W3C home > Mailing lists > Public > public-sml@w3.org > July 2007

IRI support

From: Philippe Le Hegaret <plh@w3.org>
Date: Thu, 19 Jul 2007 16:14:19 -0400
To: public-sml <public-sml@w3.org>
Message-Id: <1184876060.4293.33.camel@localhost>

Marv suggested that we mustn't support IRI during the call since it is
not explicitly mentioned in Java5. While he is correct that IRI doesn't
appear explicitly, Java 5 automatically converts IRI to URI.

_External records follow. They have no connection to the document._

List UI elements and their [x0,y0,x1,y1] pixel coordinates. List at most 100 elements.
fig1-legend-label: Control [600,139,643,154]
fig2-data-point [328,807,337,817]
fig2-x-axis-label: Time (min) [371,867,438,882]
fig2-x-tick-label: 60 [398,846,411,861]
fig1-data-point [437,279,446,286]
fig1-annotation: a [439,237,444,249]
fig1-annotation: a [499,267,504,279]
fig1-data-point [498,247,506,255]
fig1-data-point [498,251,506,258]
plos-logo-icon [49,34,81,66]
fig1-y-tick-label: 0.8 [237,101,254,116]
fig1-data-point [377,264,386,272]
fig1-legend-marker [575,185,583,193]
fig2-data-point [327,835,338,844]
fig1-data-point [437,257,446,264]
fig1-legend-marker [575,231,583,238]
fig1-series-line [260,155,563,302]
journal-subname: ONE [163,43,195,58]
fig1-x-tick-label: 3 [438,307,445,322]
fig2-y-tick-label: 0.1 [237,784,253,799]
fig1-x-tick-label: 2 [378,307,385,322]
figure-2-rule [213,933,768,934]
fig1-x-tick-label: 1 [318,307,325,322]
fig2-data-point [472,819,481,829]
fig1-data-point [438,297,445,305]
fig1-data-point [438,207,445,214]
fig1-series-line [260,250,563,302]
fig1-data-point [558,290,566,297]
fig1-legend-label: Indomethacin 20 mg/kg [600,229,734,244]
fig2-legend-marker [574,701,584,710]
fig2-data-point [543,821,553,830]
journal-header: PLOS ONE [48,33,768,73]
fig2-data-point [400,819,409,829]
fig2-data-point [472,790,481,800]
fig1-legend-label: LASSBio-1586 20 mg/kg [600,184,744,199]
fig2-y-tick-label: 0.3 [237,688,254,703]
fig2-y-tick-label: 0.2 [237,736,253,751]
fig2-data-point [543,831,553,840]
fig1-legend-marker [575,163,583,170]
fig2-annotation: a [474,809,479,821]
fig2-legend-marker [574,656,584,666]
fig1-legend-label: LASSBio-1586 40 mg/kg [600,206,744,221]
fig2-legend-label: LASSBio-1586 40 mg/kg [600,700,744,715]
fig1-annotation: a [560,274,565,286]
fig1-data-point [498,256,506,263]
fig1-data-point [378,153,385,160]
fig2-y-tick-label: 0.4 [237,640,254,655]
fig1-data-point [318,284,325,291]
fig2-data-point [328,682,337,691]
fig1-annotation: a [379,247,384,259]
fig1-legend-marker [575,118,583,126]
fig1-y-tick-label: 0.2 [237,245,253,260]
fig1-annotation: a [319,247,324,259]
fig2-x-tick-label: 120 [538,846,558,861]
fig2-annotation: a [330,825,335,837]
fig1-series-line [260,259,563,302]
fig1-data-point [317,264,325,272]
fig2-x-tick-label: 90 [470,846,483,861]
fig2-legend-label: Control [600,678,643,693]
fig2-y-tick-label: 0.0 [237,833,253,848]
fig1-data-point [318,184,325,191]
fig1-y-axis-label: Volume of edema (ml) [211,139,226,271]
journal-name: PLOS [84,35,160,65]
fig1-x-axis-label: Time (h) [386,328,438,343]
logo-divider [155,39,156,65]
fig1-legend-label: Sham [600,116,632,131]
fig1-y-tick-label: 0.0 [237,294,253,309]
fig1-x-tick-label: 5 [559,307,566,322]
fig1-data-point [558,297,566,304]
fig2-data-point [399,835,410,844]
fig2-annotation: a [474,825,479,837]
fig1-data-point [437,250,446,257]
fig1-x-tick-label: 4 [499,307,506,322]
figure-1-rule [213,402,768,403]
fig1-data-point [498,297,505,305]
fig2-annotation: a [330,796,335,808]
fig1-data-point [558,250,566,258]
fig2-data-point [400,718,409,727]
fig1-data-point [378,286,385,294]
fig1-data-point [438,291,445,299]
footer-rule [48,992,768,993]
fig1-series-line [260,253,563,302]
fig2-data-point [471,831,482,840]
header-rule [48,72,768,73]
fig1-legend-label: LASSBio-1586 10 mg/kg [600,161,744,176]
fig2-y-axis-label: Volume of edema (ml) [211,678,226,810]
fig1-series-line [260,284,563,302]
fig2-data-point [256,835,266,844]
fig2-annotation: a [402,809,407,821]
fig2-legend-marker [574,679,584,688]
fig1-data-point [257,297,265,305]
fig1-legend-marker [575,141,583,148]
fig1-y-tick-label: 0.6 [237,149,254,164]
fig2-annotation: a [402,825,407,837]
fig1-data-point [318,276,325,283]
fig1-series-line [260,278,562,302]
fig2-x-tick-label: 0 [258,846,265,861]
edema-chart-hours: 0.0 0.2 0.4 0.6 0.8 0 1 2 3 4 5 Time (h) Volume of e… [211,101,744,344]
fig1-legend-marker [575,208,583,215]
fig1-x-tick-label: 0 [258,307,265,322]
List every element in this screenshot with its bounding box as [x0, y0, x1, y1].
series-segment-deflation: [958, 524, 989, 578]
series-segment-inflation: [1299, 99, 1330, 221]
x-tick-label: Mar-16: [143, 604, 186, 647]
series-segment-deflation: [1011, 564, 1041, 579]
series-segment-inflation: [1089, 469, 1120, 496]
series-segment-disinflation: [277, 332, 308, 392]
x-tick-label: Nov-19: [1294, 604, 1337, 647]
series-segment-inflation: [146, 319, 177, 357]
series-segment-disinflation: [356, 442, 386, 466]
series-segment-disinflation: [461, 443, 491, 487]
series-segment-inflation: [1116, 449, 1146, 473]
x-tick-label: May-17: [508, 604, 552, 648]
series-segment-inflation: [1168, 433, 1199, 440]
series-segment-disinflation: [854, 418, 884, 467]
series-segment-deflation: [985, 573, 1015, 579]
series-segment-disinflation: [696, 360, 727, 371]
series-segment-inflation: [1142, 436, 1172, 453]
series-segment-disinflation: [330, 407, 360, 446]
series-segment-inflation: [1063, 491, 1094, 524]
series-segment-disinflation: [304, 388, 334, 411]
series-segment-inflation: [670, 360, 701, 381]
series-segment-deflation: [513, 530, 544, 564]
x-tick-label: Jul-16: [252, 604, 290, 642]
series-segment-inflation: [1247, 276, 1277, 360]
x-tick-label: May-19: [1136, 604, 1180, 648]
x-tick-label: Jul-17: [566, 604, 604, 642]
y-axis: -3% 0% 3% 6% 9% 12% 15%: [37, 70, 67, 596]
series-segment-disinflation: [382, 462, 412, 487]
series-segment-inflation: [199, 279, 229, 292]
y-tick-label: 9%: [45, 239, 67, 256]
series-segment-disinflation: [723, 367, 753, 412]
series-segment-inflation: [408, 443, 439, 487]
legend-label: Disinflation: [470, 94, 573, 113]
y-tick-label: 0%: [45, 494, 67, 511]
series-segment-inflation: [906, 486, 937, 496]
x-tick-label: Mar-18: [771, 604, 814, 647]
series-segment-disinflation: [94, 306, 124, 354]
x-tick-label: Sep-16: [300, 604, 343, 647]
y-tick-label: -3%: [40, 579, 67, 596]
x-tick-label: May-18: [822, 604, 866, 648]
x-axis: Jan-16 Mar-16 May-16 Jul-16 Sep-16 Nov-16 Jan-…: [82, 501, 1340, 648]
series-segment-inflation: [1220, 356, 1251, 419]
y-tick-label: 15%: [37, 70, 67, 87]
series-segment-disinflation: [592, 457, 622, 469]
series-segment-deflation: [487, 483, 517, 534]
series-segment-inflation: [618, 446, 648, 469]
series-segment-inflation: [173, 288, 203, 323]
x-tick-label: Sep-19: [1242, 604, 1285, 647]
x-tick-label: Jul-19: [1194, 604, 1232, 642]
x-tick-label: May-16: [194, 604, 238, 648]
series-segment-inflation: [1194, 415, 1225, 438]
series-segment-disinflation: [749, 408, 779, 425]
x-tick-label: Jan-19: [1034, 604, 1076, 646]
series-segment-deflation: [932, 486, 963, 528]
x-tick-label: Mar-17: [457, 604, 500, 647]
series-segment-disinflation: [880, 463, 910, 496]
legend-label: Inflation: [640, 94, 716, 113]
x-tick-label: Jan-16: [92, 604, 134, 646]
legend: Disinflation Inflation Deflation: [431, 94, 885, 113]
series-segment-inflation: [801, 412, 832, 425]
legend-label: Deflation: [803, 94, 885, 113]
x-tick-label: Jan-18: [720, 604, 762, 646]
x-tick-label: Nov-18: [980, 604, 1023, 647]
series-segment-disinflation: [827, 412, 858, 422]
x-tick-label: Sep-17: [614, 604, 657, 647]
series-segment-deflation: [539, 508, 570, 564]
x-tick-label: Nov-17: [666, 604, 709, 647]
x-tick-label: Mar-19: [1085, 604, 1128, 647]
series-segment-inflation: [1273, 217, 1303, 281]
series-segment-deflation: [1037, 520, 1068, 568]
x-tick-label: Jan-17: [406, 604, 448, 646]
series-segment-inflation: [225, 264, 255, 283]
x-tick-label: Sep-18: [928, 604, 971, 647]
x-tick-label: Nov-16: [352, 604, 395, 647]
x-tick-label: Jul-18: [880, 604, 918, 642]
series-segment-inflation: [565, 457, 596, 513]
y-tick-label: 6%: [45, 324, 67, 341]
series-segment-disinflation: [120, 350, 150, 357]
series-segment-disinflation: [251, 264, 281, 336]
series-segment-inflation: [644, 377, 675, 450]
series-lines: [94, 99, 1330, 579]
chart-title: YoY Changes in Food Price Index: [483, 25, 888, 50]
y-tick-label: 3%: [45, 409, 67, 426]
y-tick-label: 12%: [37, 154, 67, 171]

In fact, java 5 does not support URI but a deviation of URI:
Character categories
A [non-US-ASCII] character is encoded by replacing it with the sequence
of escaped octets that represent that character in the UTF-8 character
set. The Euro currency symbol ('\u20AC'), for example, is encoded as "%
E2%82%AC". (Deviation from RFC 2396, which does not specify any
particular character set.)

This deviation matches the algorithm for converting an IRI to a URI
(this shouldn't be a surprised):
Step 2. For each character in 'ucschar' or 'iprivate', apply steps 2.1
through 2.3 below.
2.1 Convert the character to a sequence of one or more octets
        using UTF-8 [RFC3629]. 
2.2 Convert each octet to %HH, where HH is the hexadecimal
        notation of the octet value. Note that this is identical to the
        percent-encoding mechanism in section 2.1 of [RFC3986]. To
        reduce variability, the hexadecimal notation SHOULD use
        uppercase letters. 
2.3 Replace the original character with the resulting character
        sequence (i.e., a sequence of %HH triplets).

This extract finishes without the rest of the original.